Some people in Japan are fans of trains. Some are fans of ekiben, which means bento usually bought at train stations to be eaten on the train.
Now, there is a new breed of fans of restaurant trains – a new kind of sightseeing train that is on track for a boom in Japan. Unlike the shinkansen, or bullet railway, these are usually local trains, which means you can actually enjoy the scenery go past slowly your the window. Shinano Railway, based in Nagano Prefecture, starting running the Rokumon Restaurant Train in July last year. (Shinano is the old name for the Nagano Prefecture.)
In case you were wondering, Rokumon – which literally means six cents – refers to the shape of the family crest of the Sanada Clan. The red ochre hue of the train is a reference to the colour of the armour used by Sanada Yukimura, hailed as one of the most brilliant war strategists in the history of Japan’s Warring States Period.
The train makes several stops along the way, and those passengers who did not opt for the full meal course (which costs 12,800 yen per peron) can get off. One of the stops is the Ueda Station, where the Sanada Clan’s castle is located. The train does slow down when it passes by the castle, but it’s of a rather humble dimension and easy to miss in a blink. (It was so small and covered by other structures I couldn’t take a photo!)
And finally, the highlight of the ride, the meal on board. This was the menu of the day. The meal was prepared by a Japanese fine dining restaurant located in Ofuse, one of the smallest towns in the prefecture.
And this was the dessert of the day – freshly made mochi with matcha!
As one of the aims of the restaurant train is to introduce the lesser-known areas along the Shinano Line, the train makes several stops along the way.

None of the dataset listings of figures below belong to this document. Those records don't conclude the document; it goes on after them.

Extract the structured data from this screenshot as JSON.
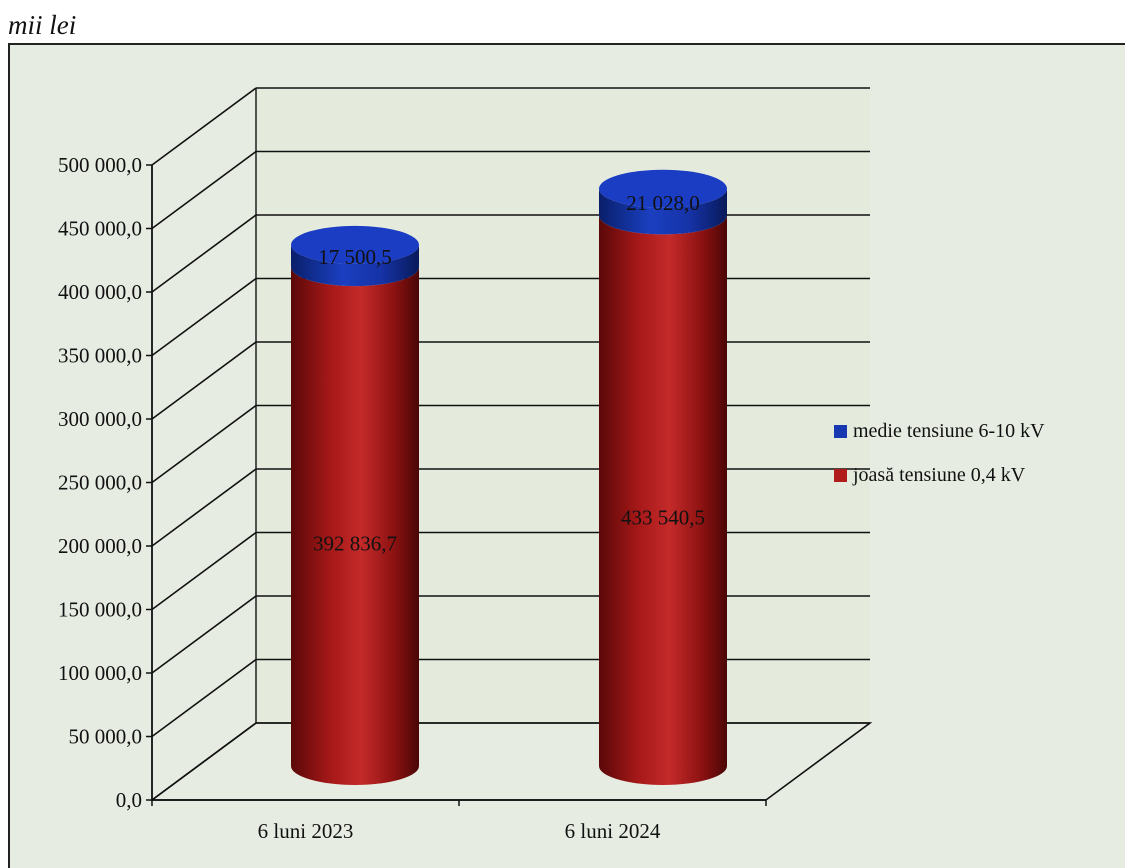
{
  "unit_label": "mii lei",
  "chart_data": {
    "type": "bar",
    "style": "3d-stacked-cylinder",
    "categories": [
      "6 luni 2023",
      "6 luni 2024"
    ],
    "series": [
      {
        "name": "joasă tensiune 0,4 kV",
        "values": [
          392836.7,
          433540.5
        ],
        "labels": [
          "392 836,7",
          "433 540,5"
        ],
        "color": "#b01c1c"
      },
      {
        "name": "medie tensiune 6-10 kV",
        "values": [
          17500.5,
          21028.0
        ],
        "labels": [
          "17 500,5",
          "21 028,0"
        ],
        "color": "#1638b0"
      }
    ],
    "y_ticks": [
      "0,0",
      "50 000,0",
      "100 000,0",
      "150 000,0",
      "200 000,0",
      "250 000,0",
      "300 000,0",
      "350 000,0",
      "400 000,0",
      "450 000,0",
      "500 000,0"
    ],
    "ylim": [
      0,
      500000
    ],
    "grid": true,
    "legend_position": "right",
    "legend_order": [
      "medie tensiune 6-10 kV",
      "joasă tensiune 0,4 kV"
    ]
  }
}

At the first stop, you can buy local onsen manjyu (buns filled with red bean paste) made specially as Rokumon Train souvenirs, and sample onsen tea and coffee (made with onsen water).
In one of the three carriages, there is a play area for children. The wooden balls and in fact, the wooden furniture, are all made from trees grown in the Nagano prefecture.
The view of Mt Asama along the way is quite a treat for the eyes.
And before you know it, you’re at the final stop – Karuizawa.
This is certainly one trip where it’s as much about the journey as the destination!